Think of the kind of functions that your nails serve. The primary function of the nails is the protection of the tips of the fingers. There are also important practical functions: nails help us take care of an itchy body part, and they help pick up objects such as coins that are small and close to a surface. Biting and ruining the fingernails deprives us of these convenient extensions to the fingers that help us .

Biting the fingernails brings damage to the skin on the fingertips. Pulling bits of nail off with the teeth results in tiny areas of torn skin around the fingernails. These areas of trauma, as tiny as they are, present a health hazard. Micro-organisms are able to enter the body through these injured areas. People who engage compulsively in nail-biting, can often go so far in their unhappy habit that it causes a little bleeding once in a while. The hands are organs that venture out to touch, and handle everything that we experience in life. To keep them permanently injured would be a health hazard of the first order, always exposing them to infection of some sort.
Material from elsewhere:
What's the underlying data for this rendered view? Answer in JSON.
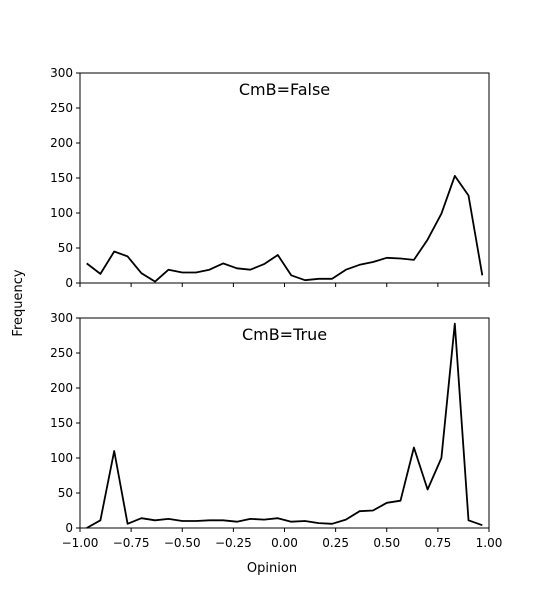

Children play, touch and explore everything around them and collect dirt under their fingernails. For children, to take their dirty fingernails to their mouths would be dangerous, as this action would carry the dirt collected under their fingernails, right into their bodies. The same goes for adults who seek comfort in nibbling on their fingernails: by this action, they carry into their bodies dirt that has collected under their fingernails.

Treatments exist that help people stop compulsively nibbling on their fingernails. One commonsense way involves the use of a special nail lacquer, like CONTROL-IT, with an uninviting taste. The nail nibbler would always have to be willing to put up with the bitterness of the lacquer to continue nibbling. There are treatments that use hypnosis to offer a subliminal suggestion to the nail-biter, to desist. Hypnosis is far from being a universally recognized treatment for disease; it does deserve one chance though. Many people to claim to have been cured by hypnotic suggestion. There are also therapy sessions offered to help address the nail-biting habit that are able to deal with the problem in a matter of weeks.